Le rêve américain guide leurs pas. Nos ultra-progressistes français sont fascinés par l’Amérique, par ses luttes politiques, par ses moeurs, même s’ils ne se l’avouent pas toujours. Ils aimeraient qu’on soit comme eux. Dans la société américaine, anglo-saxonne et protestante, l’état est plutôt mal perçu puisqu’il est le pouvoir vertical d’un groupe sur l’individu, forcément castrateur de la liberté individuelle. La société américaine préfère les rapports horizontaux, d’individu à individu : c’est la bonne morale. On ne supporte pas que le nez et les oreilles de l’état s’ingèrent dans les affaires des uns et des autres mais tout le monde veille sur son voisin (ou le surveille, selon les points de vue). Aussi, lorsque les américains se choisissent un chef d’état (puisqu’il en faut quand même un), ils regardent les candidats avec suspicion et attendent d’eux qu’ils se conforment à la morale. Ca les rassure. Et ça s’appelle la probité.
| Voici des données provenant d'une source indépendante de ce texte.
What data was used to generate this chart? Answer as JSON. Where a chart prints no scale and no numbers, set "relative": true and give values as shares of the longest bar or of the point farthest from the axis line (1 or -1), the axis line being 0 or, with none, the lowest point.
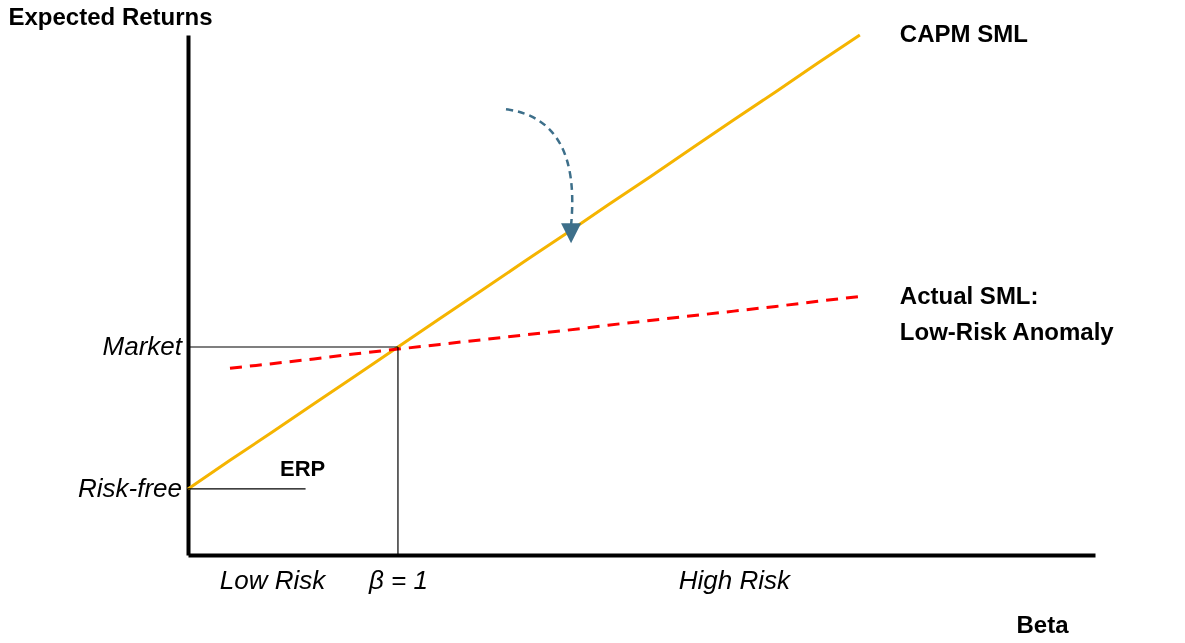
{
  "chart_data": {
    "type": "line",
    "xlabel": "Beta",
    "ylabel": "Expected Returns",
    "relative": true,
    "categories": [
      null,
      null,
      "Low Risk",
      null,
      null,
      "β = 1",
      null,
      null,
      null,
      null,
      null,
      null,
      null,
      "High Risk",
      null,
      null,
      null,
      null,
      null,
      null,
      null,
      null
    ],
    "series": [
      {
        "name": "CAPM SML",
        "color": "#f5b400",
        "values": [
          0.127,
          0.182,
          0.236,
          0.291,
          0.345,
          0.4,
          0.455,
          0.509,
          0.564,
          0.618,
          0.673,
          0.727,
          0.782,
          0.837,
          0.891,
          0.946,
          1.0,
          null,
          null,
          null,
          null,
          null
        ]
      },
      {
        "name": "Actual SML:\nLow-Risk Anomaly",
        "color": "#ff0000",
        "line_style": "dashed",
        "values": [
          null,
          0.359,
          0.368,
          0.377,
          0.387,
          0.396,
          0.405,
          0.414,
          0.423,
          0.432,
          0.442,
          0.451,
          0.46,
          0.469,
          0.478,
          0.488,
          0.497,
          null,
          null,
          null,
          null,
          null
        ]
      }
    ],
    "ref_lines": [
      {
        "axis": "y",
        "value": 0.4,
        "label": "Market",
        "color": "#000000"
      },
      {
        "axis": "y",
        "value": 0.127,
        "label": "Risk-free",
        "color": "#000000"
      },
      {
        "axis": "x",
        "value": "β = 1",
        "color": "#000000"
      }
    ],
    "annotations": [
      "ERP"
    ],
    "marker": "none"
  }
}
En France, pays latin de tradition catholique, les choses sont… différentes ! L’état y est davantage perçu comme un protecteur, un acteur social légitime: c’est le maître de l’intérêt général. Le mot est lâché. Si un candidat est perçu comme capable de faire triompher l’intérêt général alors on lui pardonnera une histoire de moeurs ou une affaire de fric. La probité est loin d’être totalement exclue dans les critères de choix du peuple mais elle peut être relativisée. Évidemment, à notre époque, l’incompétence de nos politiciens ne permet plus toujours de relativiser et l’exigence populaire à l’endroit des candidats pourrait se résumer à cette défiante invective: à défaut d’être bons, soyez droits. Mais nous ne sommes pas encore arrivés au point d’accepter de sombrer sous la direction d’un capitaine superbe mais impuissant. Les électeurs font donc des choix tactiques pour tenter de faire triompher le moins mauvais pour l’intérêt général. 
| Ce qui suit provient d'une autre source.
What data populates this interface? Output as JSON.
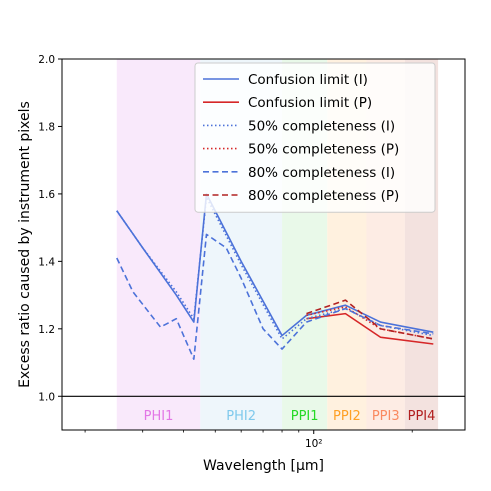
{
  "chart_data": {
    "type": "line",
    "xlabel": "Wavelength [μm]",
    "ylabel": "Excess ratio caused by instrument pixels",
    "xscale": "log",
    "xlim": [
      17,
      290
    ],
    "ylim": [
      0.9,
      2.0
    ],
    "yticks": [
      1.0,
      1.2,
      1.4,
      1.6,
      1.8,
      2.0
    ],
    "ytick_labels": [
      "1.0",
      "1.2",
      "1.4",
      "1.6",
      "1.8",
      "2.0"
    ],
    "xticks": [
      100
    ],
    "xtick_labels": [
      "10²"
    ],
    "reference_line": 1.0,
    "bands": [
      {
        "label": "PHI1",
        "range": [
          25,
          45
        ],
        "color": "#e377e6",
        "fill": "#f9e9fb"
      },
      {
        "label": "PHI2",
        "range": [
          45,
          80
        ],
        "color": "#7fc9ec",
        "fill": "#eef6fb"
      },
      {
        "label": "PPI1",
        "range": [
          80,
          110
        ],
        "color": "#26d926",
        "fill": "#e9f9e9"
      },
      {
        "label": "PPI2",
        "range": [
          110,
          145
        ],
        "color": "#ffa024",
        "fill": "#fff1df"
      },
      {
        "label": "PPI3",
        "range": [
          145,
          190
        ],
        "color": "#fa8a60",
        "fill": "#fdece4"
      },
      {
        "label": "PPI4",
        "range": [
          190,
          240
        ],
        "color": "#b21f1f",
        "fill": "#f3e2df"
      }
    ],
    "series": [
      {
        "name": "Confusion limit (I)",
        "color": "#4c72d9",
        "style": "solid",
        "x": [
          25,
          30,
          38,
          43,
          47,
          60,
          80,
          95,
          125,
          160,
          232
        ],
        "y": [
          1.55,
          1.44,
          1.3,
          1.22,
          1.6,
          1.4,
          1.18,
          1.24,
          1.27,
          1.22,
          1.19
        ]
      },
      {
        "name": "Confusion limit (P)",
        "color": "#d62728",
        "style": "solid",
        "x": [
          95,
          125,
          160,
          232
        ],
        "y": [
          1.23,
          1.245,
          1.175,
          1.155
        ]
      },
      {
        "name": "50% completeness (I)",
        "color": "#4c72d9",
        "style": "dotted",
        "x": [
          25,
          30,
          38,
          43,
          47,
          60,
          80,
          95,
          125,
          160,
          232
        ],
        "y": [
          1.55,
          1.44,
          1.31,
          1.23,
          1.59,
          1.39,
          1.17,
          1.23,
          1.26,
          1.21,
          1.18
        ]
      },
      {
        "name": "50% completeness (P)",
        "color": "#d62728",
        "style": "dotted",
        "x": [
          95,
          125,
          160,
          232
        ],
        "y": [
          1.24,
          1.265,
          1.2,
          1.17
        ]
      },
      {
        "name": "80% completeness (I)",
        "color": "#4c72d9",
        "style": "dashed",
        "x": [
          25,
          28,
          34,
          38,
          43,
          47,
          54,
          60,
          70,
          80,
          95,
          125,
          160,
          232
        ],
        "y": [
          1.41,
          1.31,
          1.205,
          1.23,
          1.11,
          1.48,
          1.44,
          1.35,
          1.2,
          1.14,
          1.22,
          1.26,
          1.21,
          1.185
        ]
      },
      {
        "name": "80% completeness (P)",
        "color": "#b22222",
        "style": "dashed",
        "x": [
          95,
          125,
          160,
          232
        ],
        "y": [
          1.245,
          1.285,
          1.2,
          1.17
        ]
      }
    ],
    "legend_position": "top-right"
  }
}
Alors, puisqu’on est censé parlé de M.Fillon, et avant que l’on me fasse tout un tas de reproches à ce sujet, il ne s’agit pas de dire qu’il est innocent (une enquête est en cours). Il ne s’agit pas non plus de dire qu’il est exonéré par l'impressionnante masse de magouilles liées à l’argent qui se trament à l’Assemblée (et pas que là) et qui concernent autant la gauche que la droite, chacun dans son style comme toujours. Il s'agit encore moins de dépeindre les français comme un peuple amoral et de nier l'impact normal de cette affaire sur un candidat qui avait pris pour valeurs-référence de sa campagne le travail et la lutte contre l'assistanat. Ce qui va nous intéresser ici c’est le traitement médiatique de l’affaire Fillon ou "Peneloppe Gate", ridicule détournement du nom de l’affaire qui avait coûté son poste à Nixon (le Watergate), on y reviendra plus tard. Ma théorie est que tout le monde s’en fout, que les enjeux ne sont pas ceux que l’on croit.
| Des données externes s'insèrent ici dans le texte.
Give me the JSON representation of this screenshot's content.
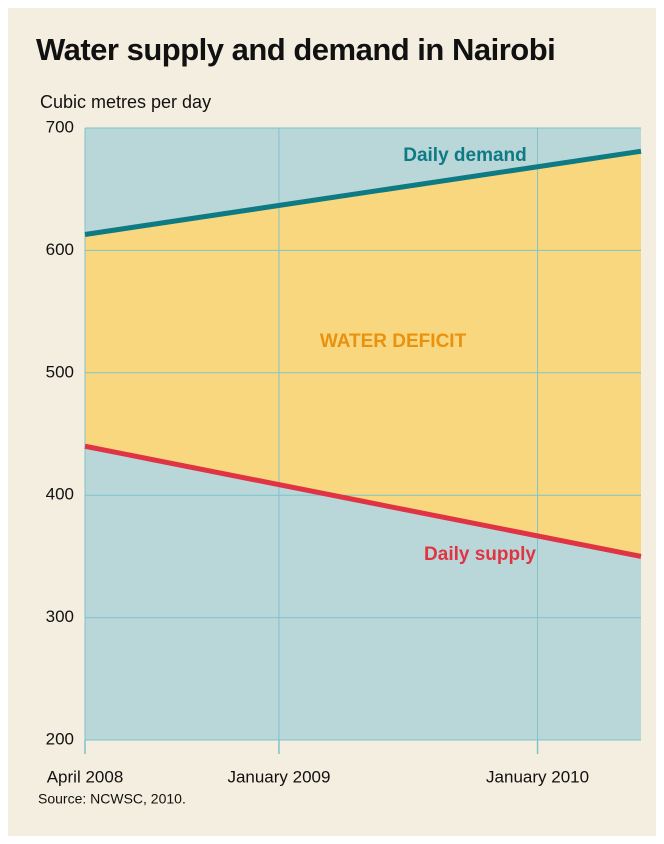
{
  "chart_data": {
    "type": "line",
    "title": "Water supply and demand in Nairobi",
    "y_label": "Cubic metres per day",
    "source": "Source: NCWSC, 2010.",
    "x": [
      2008.25,
      2010.4
    ],
    "series": [
      {
        "name": "Daily demand",
        "color": "#0e7a84",
        "values": [
          613,
          681
        ]
      },
      {
        "name": "Daily supply",
        "color": "#e03445",
        "values": [
          440,
          350
        ]
      }
    ],
    "fill_between": {
      "label": "WATER DEFICIT",
      "color": "#f8d77f",
      "label_color": "#e8920f"
    },
    "plot_background": "#b9d7d9",
    "xlim": [
      2008.25,
      2010.4
    ],
    "xticks": [
      {
        "value": 2008.25,
        "label": "April 2008"
      },
      {
        "value": 2009.0,
        "label": "January 2009"
      },
      {
        "value": 2010.0,
        "label": "January 2010"
      }
    ],
    "ylim": [
      200,
      700
    ],
    "yticks": [
      200,
      300,
      400,
      500,
      600,
      700
    ],
    "grid": true
  }
}
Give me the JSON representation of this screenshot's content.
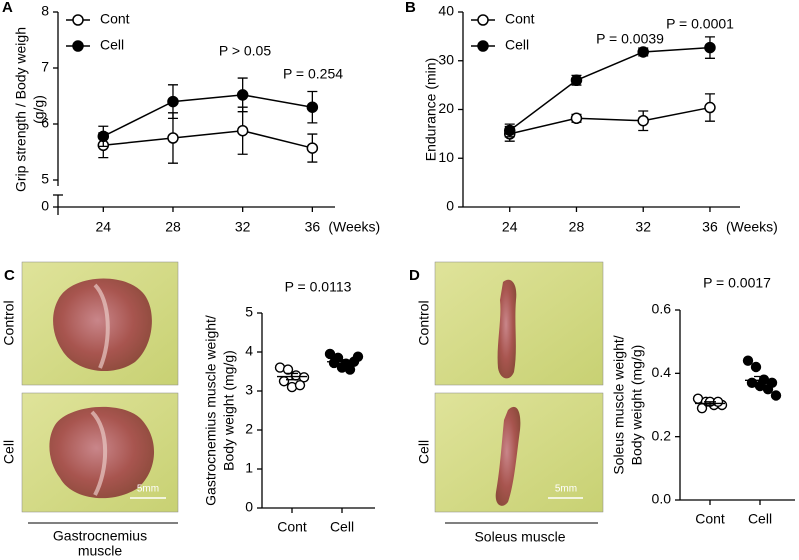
{
  "chart_data": [
    {
      "type": "line",
      "panel": "A",
      "ylabel": [
        "Grip strength / Body weigh",
        "(g/g)"
      ],
      "xlabel": "(Weeks)",
      "x": [
        24,
        28,
        32,
        36
      ],
      "xlim": [
        21.4,
        37.3
      ],
      "xticks": [
        24,
        28,
        32,
        36
      ],
      "ylim": [
        0,
        8
      ],
      "yticks": [
        0,
        5,
        6,
        7,
        8
      ],
      "axis_break": true,
      "legend": "upper left",
      "annotations": [
        "P > 0.05",
        "P = 0.254"
      ],
      "series": [
        {
          "name": "Cont",
          "color": "#000000",
          "fill": "#ffffff",
          "values": [
            5.62,
            5.75,
            5.88,
            5.57
          ],
          "errors": [
            0.22,
            0.45,
            0.42,
            0.25
          ]
        },
        {
          "name": "Cell",
          "color": "#000000",
          "fill": "#000000",
          "values": [
            5.78,
            6.4,
            6.52,
            6.3
          ],
          "errors": [
            0.18,
            0.3,
            0.3,
            0.28
          ]
        }
      ]
    },
    {
      "type": "line",
      "panel": "B",
      "ylabel": [
        "Endurance (min)"
      ],
      "xlabel": "(Weeks)",
      "x": [
        24,
        28,
        32,
        36
      ],
      "xlim": [
        21.2,
        37.8
      ],
      "xticks": [
        24,
        28,
        32,
        36
      ],
      "ylim": [
        0,
        40
      ],
      "yticks": [
        0,
        10,
        20,
        30,
        40
      ],
      "legend": "upper left",
      "annotations": [
        "P = 0.0039",
        "P = 0.0001"
      ],
      "series": [
        {
          "name": "Cont",
          "color": "#000000",
          "fill": "#ffffff",
          "values": [
            15,
            18.2,
            17.7,
            20.4
          ],
          "errors": [
            1.5,
            0.8,
            2,
            2.8
          ]
        },
        {
          "name": "Cell",
          "color": "#000000",
          "fill": "#000000",
          "values": [
            15.7,
            26,
            31.8,
            32.7
          ],
          "errors": [
            1.3,
            1,
            0.8,
            2.2
          ]
        }
      ]
    },
    {
      "type": "dot",
      "panel": "C",
      "ylabel": [
        "Gastrocnemius muscle weight/",
        "Body weight  (mg/g)"
      ],
      "image_labels": [
        "Control",
        "Cell"
      ],
      "scale_bar": "5mm",
      "caption": [
        "Gastrocnemius",
        "muscle"
      ],
      "categories": [
        "Cont",
        "Cell"
      ],
      "ylim": [
        0,
        5
      ],
      "yticks": [
        0,
        1,
        2,
        3,
        4,
        5
      ],
      "annotations": [
        "P = 0.0113"
      ],
      "groups": [
        {
          "fill": "#ffffff",
          "values": [
            3.6,
            3.55,
            3.4,
            3.35,
            3.25,
            3.1,
            3.15
          ],
          "mean": 3.37,
          "sem": 0.08
        },
        {
          "fill": "#000000",
          "values": [
            3.95,
            3.85,
            3.7,
            3.75,
            3.72,
            3.6,
            3.55,
            3.88
          ],
          "mean": 3.75,
          "sem": 0.05
        }
      ]
    },
    {
      "type": "dot",
      "panel": "D",
      "ylabel": [
        "Soleus muscle weight/",
        "Body weight  (mg/g)"
      ],
      "image_labels": [
        "Control",
        "Cell"
      ],
      "scale_bar": "5mm",
      "caption": [
        "Soleus muscle"
      ],
      "categories": [
        "Cont",
        "Cell"
      ],
      "ylim": [
        0,
        0.6
      ],
      "yticks": [
        {
          "value": 0,
          "label": "0.0"
        },
        0.2,
        0.4,
        0.6
      ],
      "annotations": [
        "P = 0.0017"
      ],
      "groups": [
        {
          "fill": "#ffffff",
          "values": [
            0.32,
            0.31,
            0.3,
            0.3,
            0.29,
            0.31,
            0.31
          ],
          "mean": 0.305,
          "sem": 0.005
        },
        {
          "fill": "#000000",
          "values": [
            0.44,
            0.42,
            0.38,
            0.37,
            0.37,
            0.36,
            0.35,
            0.33
          ],
          "mean": 0.378,
          "sem": 0.012
        }
      ]
    }
  ]
}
Donc, le Peneloppe Gate est une affaire d’emplois fictifs concernant la femme de l’ancien premier ministre et ses enfants, tous accusés d’avoir bénéficié d’un poste rémunéré par des fonds publics mais jamais honoré. L’affaire a été sortie par des journalistes et a donné lieu à l’ouverture d’une enquête par le parquet financier. Tout le monde fait son boulot, pour le moment tout va bien. Sauf que, depuis quelques semaines, une marée d’articles s’abat sur le sujet, diffusée à grand renfort de réseaux sociaux et de chaînes info. Le contenu des articles est assez aléatoire, souvent vide et souvent constitutif d’une paraphrase du titre (le plus important, puisqu’il apparaît en notification sur vos smartphones).  La “cascade de révélations” n’en est souvent pas une. La variation des montants en jeu ou les mécénats politiques subtiles (mais légaux) sont souvent les seules “pépites” que l’on a à se mettre sous la dent. Légitimement, cela amène à se poser cette question: est-on encore dans le domaine de l’information ?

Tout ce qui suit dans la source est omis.